Reconciliation between the state and Malay-speaking citizens in the troubled South could take as long as 20 years, the head of the multi-agency Southern Border Provinces Administrative Centre (SBPAC) said yesterday.

Speaking at a seminar in Hat Yai, Pranai Suwanarat urged the public to be patient with the government's reconciliation process, saying it could take up to 20 years for true reconciliation to be achieved because that was when a new generation of leaders would be in power.

The state has to do its utmost to prepare this generation of youths for their future role in their community, he said.

Pranai said long-term initiatives should be coupled with short-term efforts to win the hearts and minds of the younger generation of militants and their sympathisers.

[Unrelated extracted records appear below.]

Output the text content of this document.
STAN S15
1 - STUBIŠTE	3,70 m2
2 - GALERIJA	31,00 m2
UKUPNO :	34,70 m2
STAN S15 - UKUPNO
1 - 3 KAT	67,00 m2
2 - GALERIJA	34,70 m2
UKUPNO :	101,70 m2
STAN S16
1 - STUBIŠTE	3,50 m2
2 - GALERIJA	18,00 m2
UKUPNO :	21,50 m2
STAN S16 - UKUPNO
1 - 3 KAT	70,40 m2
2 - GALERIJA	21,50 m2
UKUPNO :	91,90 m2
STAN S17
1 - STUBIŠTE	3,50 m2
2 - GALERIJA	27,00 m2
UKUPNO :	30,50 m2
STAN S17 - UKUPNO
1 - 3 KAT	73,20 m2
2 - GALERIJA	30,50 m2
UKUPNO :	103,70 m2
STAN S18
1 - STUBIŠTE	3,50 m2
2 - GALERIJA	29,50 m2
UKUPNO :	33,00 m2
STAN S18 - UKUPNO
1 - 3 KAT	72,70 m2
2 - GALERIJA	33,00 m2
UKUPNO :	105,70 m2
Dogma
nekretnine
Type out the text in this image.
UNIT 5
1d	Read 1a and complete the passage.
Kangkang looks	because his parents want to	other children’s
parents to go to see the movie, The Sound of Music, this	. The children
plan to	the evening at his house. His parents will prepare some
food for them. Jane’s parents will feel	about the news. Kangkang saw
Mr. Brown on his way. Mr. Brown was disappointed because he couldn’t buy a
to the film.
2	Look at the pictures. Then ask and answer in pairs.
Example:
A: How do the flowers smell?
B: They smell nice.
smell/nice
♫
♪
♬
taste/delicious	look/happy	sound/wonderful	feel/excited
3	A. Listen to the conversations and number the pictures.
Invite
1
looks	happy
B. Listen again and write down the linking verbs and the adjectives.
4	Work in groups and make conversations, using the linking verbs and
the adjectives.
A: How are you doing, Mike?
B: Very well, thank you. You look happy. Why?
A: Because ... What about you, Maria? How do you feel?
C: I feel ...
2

Prime Minister Surayud Chulanont yesterday defended the government's policy of reconciliation coupled with aggressive military tactics, including recent search and mop-up operations during which hundreds of suspected militants and sympathisers were detained.

Speaking in Bangkok on a weekly television show, Suryaud said a number of those detained had admitted to assisting insurgents or taking part in the violence, and that officials were looking to expand on this information.

He dismissed suggestions that the suspects, virtually all of whom were detained without charges, were being mistreated.

Locals have said the shakedown by combined police and Army units in violence-prone districts of Yala and Narathiwat was more to allay growing public frustration at the authorities' inability to curb the violence in the region, where four more deaths were reported yesterday.

Villager Damae Che-wae, 66, was shot dead in Tambon Bo-nogr in Narathiwat's Rangae district. He was shot at close range while riding to work at his rubber plantation by gunmen who came up behind him on another motorbike.

The headless corpse of a man believed to be between 25 and 27 was discovered on a river bank in Tambon Manangtayor of Narathiwat yesterday. Police said his head was discovered in a plastic bag floating nearby.

In Songkhla's Sabai Yoi district, suspected insurgents shot dead two villagers, Malaseng Hadlo and Muhammad Meesee, as they were riding a motorcycle home.

Police heading to the crime scene were delayed by spikes placed on the road. The killings occurred in a so-called red zone, where insurgents are active, so the responding security team could not travel by foot.

The unrest in the three southernmost provinces of Pattani, Narathiwat and Yala, sometimes spills over into four adjacent districts of Songkhla.